Dos años después quedé embarazada otra vez. Cuando el ultrasonido confirmó que era otra niña, le rogué a Alejandro que esperáramos para decirlo. Yo quería disfrutar un poco de mi embarazo sin que Mercedes lo ensuciara. Pero él insistió.
—Es mi mamá. Tiene derecho a saber. Además, se le va a pasar.
No se le pasó.
Fuimos a su casa un domingo. Doña Mercedes estaba con su esposo, don Ramón, y algunos tíos. Alejandro sonrió y dijo:
—Va a ser otra niña.
Mercedes soltó la taza de café. Se le llenaron los ojos de lágrimas, pero no eran lágrimas de alegría. Empezó a negar con la cabeza, temblando.
—No. No. Eso no es de nosotros.
Sentí que la sangre se me iba de la cara.
—¿Qué dijo?
Me señaló con el dedo.
—Mi hijo no hace niñas. La primera te la dejé pasar, pero 2 no. Esas niñas no son Aranda. Tú eres una cualquiera.

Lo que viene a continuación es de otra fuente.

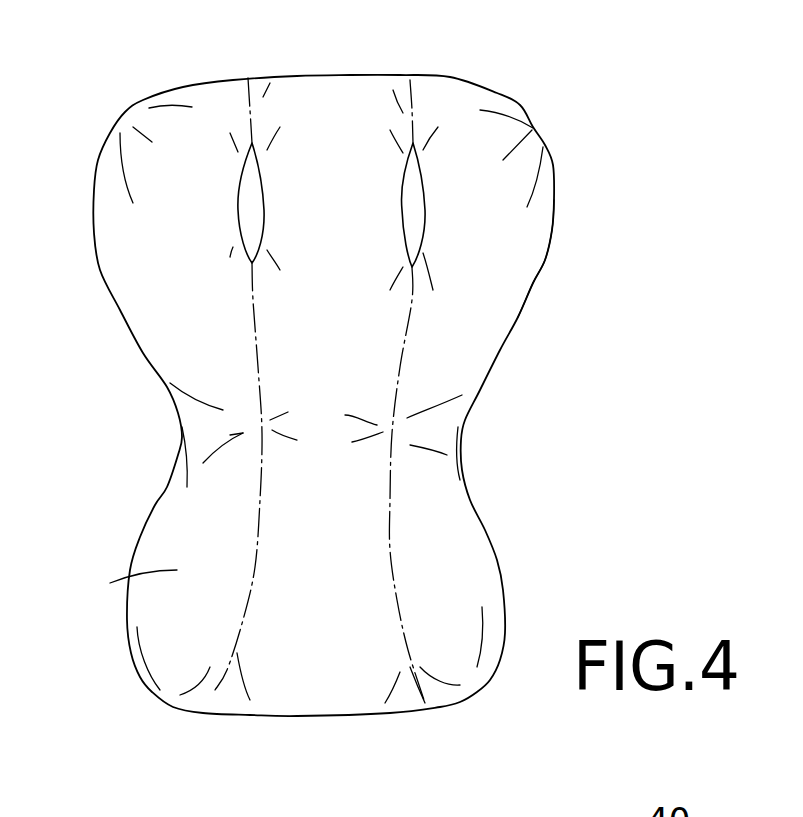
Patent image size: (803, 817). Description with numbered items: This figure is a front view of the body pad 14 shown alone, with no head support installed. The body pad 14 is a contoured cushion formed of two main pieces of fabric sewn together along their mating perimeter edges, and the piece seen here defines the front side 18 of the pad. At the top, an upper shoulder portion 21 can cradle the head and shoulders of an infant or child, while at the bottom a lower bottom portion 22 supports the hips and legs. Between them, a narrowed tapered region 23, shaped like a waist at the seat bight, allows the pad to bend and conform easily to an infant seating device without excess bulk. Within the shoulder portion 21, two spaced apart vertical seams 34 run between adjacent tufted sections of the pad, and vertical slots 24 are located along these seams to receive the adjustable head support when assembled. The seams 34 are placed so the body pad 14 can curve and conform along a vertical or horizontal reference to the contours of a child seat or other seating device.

The body pad 14 is at (180, 74).
The front side 18 is at (515, 278).
The upper shoulder portion 21 is at (130, 252).
The lower bottom portion 22 is at (130, 586).
The narrowed tapered region 23 is at (180, 430).
The slots 24 is at (250, 205).
The vertical seams 34 is at (411, 335).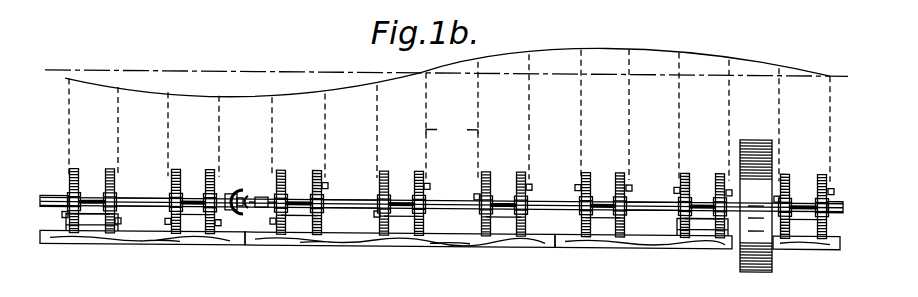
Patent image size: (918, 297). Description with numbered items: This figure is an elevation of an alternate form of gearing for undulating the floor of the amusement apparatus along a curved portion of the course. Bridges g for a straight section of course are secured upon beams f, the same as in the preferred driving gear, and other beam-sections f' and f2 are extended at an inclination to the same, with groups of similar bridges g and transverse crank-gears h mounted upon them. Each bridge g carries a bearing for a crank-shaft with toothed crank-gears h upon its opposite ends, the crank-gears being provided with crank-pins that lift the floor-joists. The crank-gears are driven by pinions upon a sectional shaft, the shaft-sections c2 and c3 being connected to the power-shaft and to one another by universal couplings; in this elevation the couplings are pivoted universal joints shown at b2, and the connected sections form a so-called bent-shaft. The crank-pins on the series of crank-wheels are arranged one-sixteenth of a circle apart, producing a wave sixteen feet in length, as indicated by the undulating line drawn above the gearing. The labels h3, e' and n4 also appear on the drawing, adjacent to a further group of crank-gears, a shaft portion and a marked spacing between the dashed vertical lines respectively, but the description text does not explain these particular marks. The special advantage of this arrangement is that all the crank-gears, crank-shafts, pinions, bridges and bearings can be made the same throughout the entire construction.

The crank-gear h is at (108, 166).
The gear wheels h3 is at (578, 182).
The shaft-section c3 is at (143, 183).
The shaft-section c2 is at (350, 185).
The shaft section e' is at (652, 192).
The universal coupling b2 is at (243, 188).
The spacing mark n4 is at (452, 123).
The beam-section f2 is at (160, 243).
The beam-section f' is at (400, 257).
The beam f is at (697, 262).
The bridge g is at (94, 226).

Alejandro se levantó furioso.
—¡Mamá, cállate! ¡Estás hablando de mi esposa y mis hijas!
Yo cargué a Lucía, que no entendía nada y empezó a llorar. Mercedes gritaba que yo había ensuciado su apellido, que Lucía era una intrusa, que el bebé en mi vientre era prueba de mi traición. Alejandro nos sacó de la casa y en el coche me pidió perdón una y otra vez. Ahí le conté todos los comentarios que me había hecho durante años. Él golpeó el volante, llorando de rabia.
—No la vuelvo a dejar acercarse a ustedes.
Durante meses cumplió. Bloqueamos números, evitamos reuniones, intentamos respirar. Pero cuando yo estaba a punto de dar a luz, Alejandro empezó a ponerse triste. Decía que su papá estaba llamando, que su mamá lloraba todos los días, que quizá debíamos ser “los adultos”. Acepté una cena para hablar, sin Lucía, porque mi hermana la cuidaría.
Llegamos a casa de Mercedes esperando una disculpa. Después de la sopa, Alejandro dijo:
—Mamá, tienes que pedirle perdón a Isabela.
Mercedes me miró sin parpadear.
—Cuando me traigan la prueba de paternidad, hablamos.
Me levanté para irme. Ella me jaló de la blusa.
—No te vas a escapar, mentirosa.
Alejandro gritó. Mercedes me soltó una bofetada y luego me lanzó una figura de cristal que me abrió la cabeza. Caí al suelo, protegiéndome la panza con las dos manos, mientras ella intentaba patearme.
En el hospital me dieron puntos y me dejaron en observación. El bebé estaba bien. La policía tomó el reporte. Alejandro me tomó la mano y juró:
—Te voy a proteger de ella.
Esa noche todavía le creí.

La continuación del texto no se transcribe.